Au-delà des ennuis causés à la circulation des piétons, les trottinettes sont aussi impliquées dans de plus en plus d’accidents : "Nous avons dénombré 1300 accidents en neuf mois, ça représente cinq accidents par jour", révèle Benoit Godart.

"La moitié des accidents de trottinettes ont été comptabilisés à Bruxelles, mais on voit maintenant le phénomène arriver dans des villes comme Liège, Namur et Charleroi. Maintenant, au niveau du Code de la route, on a fait ce qu’il fallait faire et c’est assez clair, les trottinettes électriques n’ont pas leur place sur les trottoirs.
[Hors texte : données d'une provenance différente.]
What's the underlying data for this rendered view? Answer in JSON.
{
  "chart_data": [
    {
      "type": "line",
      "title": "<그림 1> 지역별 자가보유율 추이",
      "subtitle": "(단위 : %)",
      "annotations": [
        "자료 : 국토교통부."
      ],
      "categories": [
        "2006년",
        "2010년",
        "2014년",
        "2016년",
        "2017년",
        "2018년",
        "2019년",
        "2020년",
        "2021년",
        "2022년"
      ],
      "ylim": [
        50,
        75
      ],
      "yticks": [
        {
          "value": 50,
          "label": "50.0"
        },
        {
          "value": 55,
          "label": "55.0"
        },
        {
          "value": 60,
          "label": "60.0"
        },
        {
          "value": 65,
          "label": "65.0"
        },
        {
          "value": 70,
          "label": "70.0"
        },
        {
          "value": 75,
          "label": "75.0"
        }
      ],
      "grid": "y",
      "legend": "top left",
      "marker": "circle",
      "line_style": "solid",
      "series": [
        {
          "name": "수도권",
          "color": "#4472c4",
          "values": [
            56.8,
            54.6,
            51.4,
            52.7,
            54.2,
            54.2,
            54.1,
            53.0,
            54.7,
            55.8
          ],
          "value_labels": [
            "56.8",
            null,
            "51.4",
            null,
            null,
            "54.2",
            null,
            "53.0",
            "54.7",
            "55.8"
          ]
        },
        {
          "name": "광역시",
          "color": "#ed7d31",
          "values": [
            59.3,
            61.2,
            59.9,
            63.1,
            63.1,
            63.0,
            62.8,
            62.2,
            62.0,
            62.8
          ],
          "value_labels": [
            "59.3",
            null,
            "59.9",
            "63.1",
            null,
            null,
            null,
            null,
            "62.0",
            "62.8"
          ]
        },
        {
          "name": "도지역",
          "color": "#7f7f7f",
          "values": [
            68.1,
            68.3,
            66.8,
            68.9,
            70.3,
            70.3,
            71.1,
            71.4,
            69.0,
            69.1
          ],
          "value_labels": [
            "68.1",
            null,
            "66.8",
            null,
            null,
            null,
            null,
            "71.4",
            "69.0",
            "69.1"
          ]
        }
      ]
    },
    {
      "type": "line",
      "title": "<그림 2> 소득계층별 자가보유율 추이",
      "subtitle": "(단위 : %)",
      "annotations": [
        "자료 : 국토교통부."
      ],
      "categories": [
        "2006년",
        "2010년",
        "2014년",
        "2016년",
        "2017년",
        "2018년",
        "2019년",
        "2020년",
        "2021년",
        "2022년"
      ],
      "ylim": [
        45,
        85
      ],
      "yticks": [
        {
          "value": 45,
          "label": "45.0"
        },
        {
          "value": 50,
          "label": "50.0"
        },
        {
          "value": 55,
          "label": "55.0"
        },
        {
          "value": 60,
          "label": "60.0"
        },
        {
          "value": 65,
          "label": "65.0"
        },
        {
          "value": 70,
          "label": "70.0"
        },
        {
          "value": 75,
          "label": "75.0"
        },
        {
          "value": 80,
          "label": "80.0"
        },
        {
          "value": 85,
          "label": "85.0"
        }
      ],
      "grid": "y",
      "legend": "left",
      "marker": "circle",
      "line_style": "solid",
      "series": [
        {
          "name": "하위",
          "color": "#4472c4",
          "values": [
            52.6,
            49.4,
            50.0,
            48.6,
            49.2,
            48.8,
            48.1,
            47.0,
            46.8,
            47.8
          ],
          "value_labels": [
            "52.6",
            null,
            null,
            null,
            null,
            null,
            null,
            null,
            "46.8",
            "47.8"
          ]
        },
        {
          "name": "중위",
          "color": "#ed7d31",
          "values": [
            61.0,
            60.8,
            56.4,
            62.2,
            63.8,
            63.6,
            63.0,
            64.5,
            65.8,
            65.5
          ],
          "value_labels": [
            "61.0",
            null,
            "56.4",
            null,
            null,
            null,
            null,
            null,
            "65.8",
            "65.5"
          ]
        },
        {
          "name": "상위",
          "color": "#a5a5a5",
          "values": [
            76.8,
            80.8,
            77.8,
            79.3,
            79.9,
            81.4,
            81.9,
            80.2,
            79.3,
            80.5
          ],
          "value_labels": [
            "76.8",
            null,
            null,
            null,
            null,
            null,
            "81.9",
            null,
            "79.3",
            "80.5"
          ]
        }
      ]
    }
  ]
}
Le Code de la route le mentionne noir sur blanc. Donc oui, il faudrait peut-être plus de contrôles. Les nouvelles règles ne sont peut-être pas assez contrôlées aujourd’hui. On a laissé un temps d’adaptation aux usagers, ce temps est maintenant largement révolu et il est temps de passer à une vitesse supérieure.", rajoute l’expert.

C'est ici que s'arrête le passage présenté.